As Wittgenstein said, the world is the totality of facts, not of things.
Past, present, and future.
It is written, even now; all is written.
Things could have been otherwise.
There is not only one possible world.
But they are not otherwise.
They are as they are, past, present, and to come.
That is logical determinism, the doctrine that all disjuncts are settled, all propositions are true or else false, all contingents have a truth-value, future ones included.
That is fatalism.
Not that the future cannot be otherwise but that it will not be otherwise.
Not that you could do no other but that you will do no other.
The Book of the World is written entirely and nothing, not the least jot, has been left out.
And you did not write it.
Nor did anyone else, by the way.
Not even God.
Not least because he doesn't exist, yes.
But even if he existed he would only be a character in the Book of the World, like you and me and anyone and everyone.
Just another character though, yes, certainly, as free as you please.
Just another character in the Book.
P.S.
For all argument I can say only that it seems to me that the practice of foresight presupposes a determinate future to foresee.
On the other hand, would not Nietzsche laugh at that argument?
Though he himself was a believer.
And, anyway, successful prediction does not require that foresight be thus possible.
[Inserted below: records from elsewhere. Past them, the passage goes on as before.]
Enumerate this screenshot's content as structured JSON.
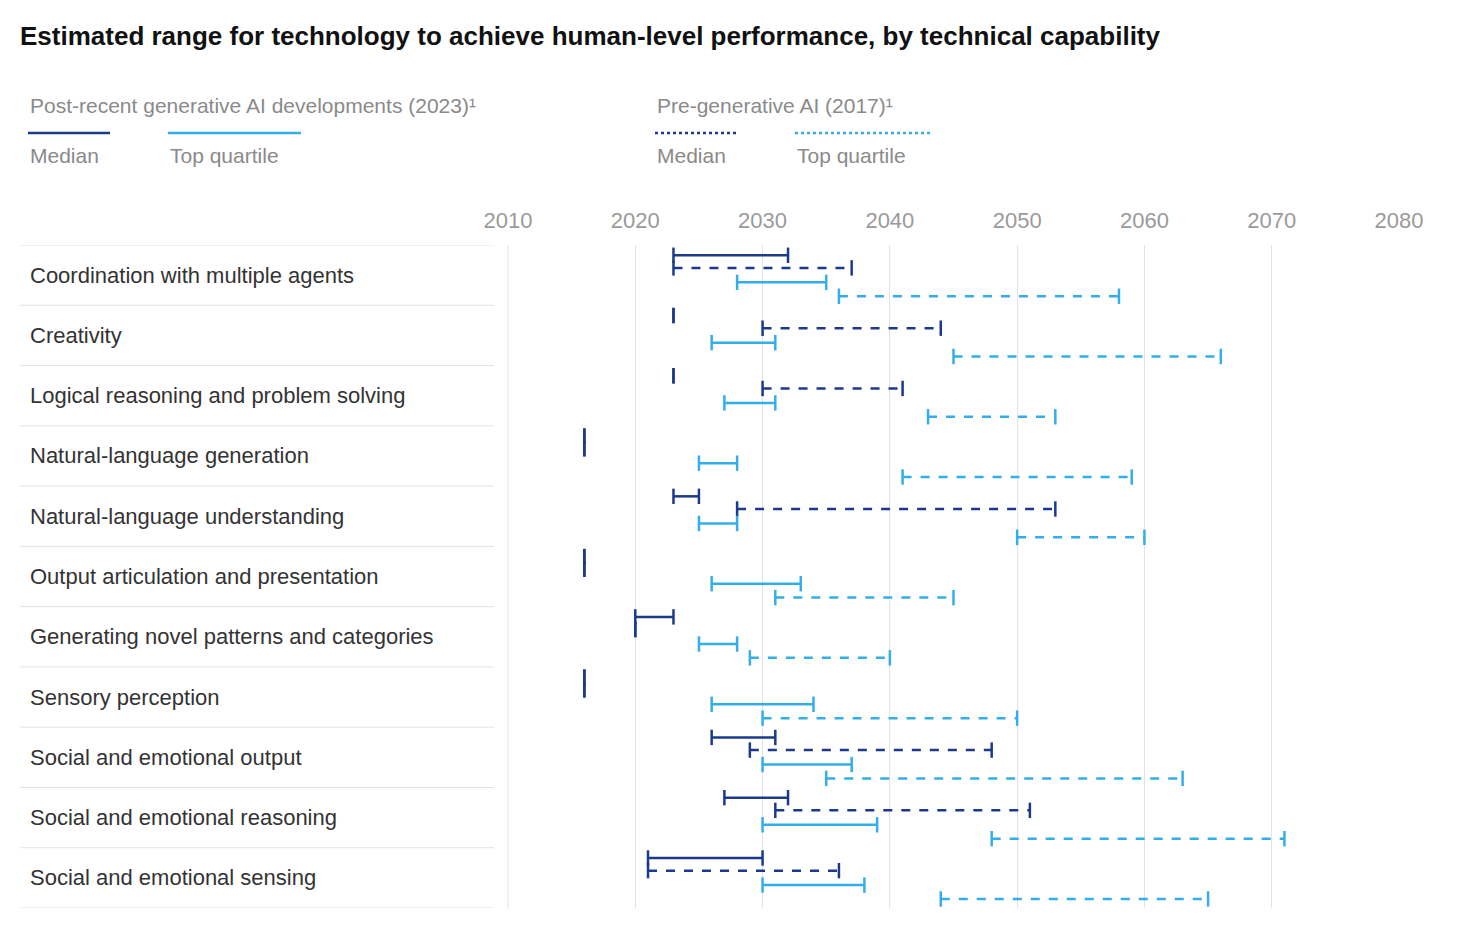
{
  "chart_data": {
    "type": "range",
    "title": "Estimated range for technology to achieve human-level performance, by technical capability",
    "orientation": "horizontal",
    "categories": [
      "Coordination with multiple agents",
      "Creativity",
      "Logical reasoning and problem solving",
      "Natural-language generation",
      "Natural-language understanding",
      "Output articulation and presentation",
      "Generating novel patterns and categories",
      "Sensory perception",
      "Social and emotional output",
      "Social and emotional reasoning",
      "Social and emotional sensing"
    ],
    "xlim": [
      2010,
      2080
    ],
    "xticks": [
      2010,
      2020,
      2030,
      2040,
      2050,
      2060,
      2070,
      2080
    ],
    "grid": true,
    "legend": "top left",
    "series": [
      {
        "name": "Median",
        "group": "Post-recent generative AI developments (2023)¹",
        "color": "#1b3a8c",
        "line_style": "solid",
        "start": [
          2023,
          2023,
          2023,
          2016,
          2023,
          2016,
          2020,
          2016,
          2026,
          2027,
          2021
        ],
        "end": [
          2032,
          2023,
          2023,
          2016,
          2025,
          2016,
          2023,
          2016,
          2031,
          2032,
          2030
        ]
      },
      {
        "name": "Median",
        "group": "Pre-generative AI (2017)¹",
        "color": "#1b3a8c",
        "line_style": "dash",
        "start": [
          2023,
          2030,
          2030,
          2016,
          2028,
          2016,
          2020,
          2016,
          2029,
          2031,
          2021
        ],
        "end": [
          2037,
          2044,
          2041,
          2016,
          2053,
          2016,
          2020,
          2016,
          2048,
          2051,
          2036
        ]
      },
      {
        "name": "Top quartile",
        "group": "Post-recent generative AI developments (2023)¹",
        "color": "#33aee8",
        "line_style": "solid",
        "start": [
          2028,
          2026,
          2027,
          2025,
          2025,
          2026,
          2025,
          2026,
          2030,
          2030,
          2030
        ],
        "end": [
          2035,
          2031,
          2031,
          2028,
          2028,
          2033,
          2028,
          2034,
          2037,
          2039,
          2038
        ]
      },
      {
        "name": "Top quartile",
        "group": "Pre-generative AI (2017)¹",
        "color": "#33aee8",
        "line_style": "dash",
        "start": [
          2036,
          2045,
          2043,
          2041,
          2050,
          2031,
          2029,
          2030,
          2035,
          2048,
          2044
        ],
        "end": [
          2058,
          2066,
          2053,
          2059,
          2060,
          2045,
          2040,
          2050,
          2063,
          2071,
          2065
        ]
      }
    ]
  }
}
It is enough if, when the time comes, the prediction is borne out by present experience.
Alexander, anxious, says to Aristotle, "There will be a sea battle tomorrow."
The morrow comes, and there is a sea battle.
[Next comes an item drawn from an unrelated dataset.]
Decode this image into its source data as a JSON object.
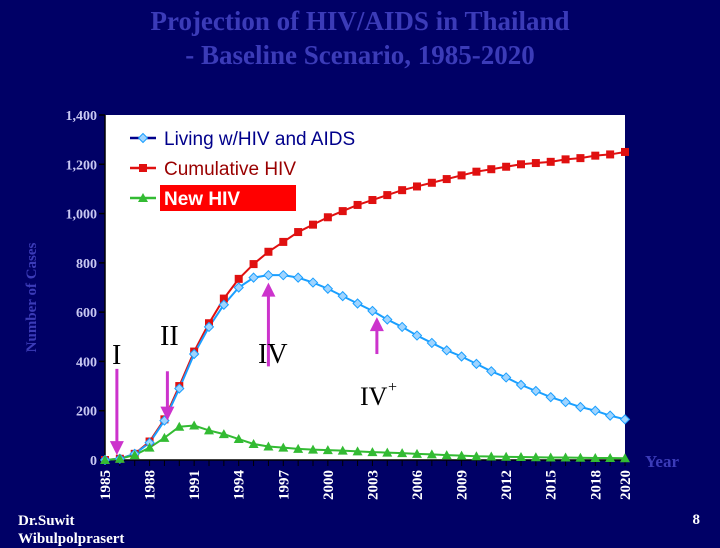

For this there is no need for a prediction to be accurate, correct, right, that is to say, true when it is made.
Still, we are apt to think that if your prediction is borne out then you were right when you made it.
Oh, well.
Humans are easily and chronically confused.
It is part of our charm.
P.P.S.
All the same, like Nietzsche, I still believe the future, like the past, is determinate, while neither is necessary.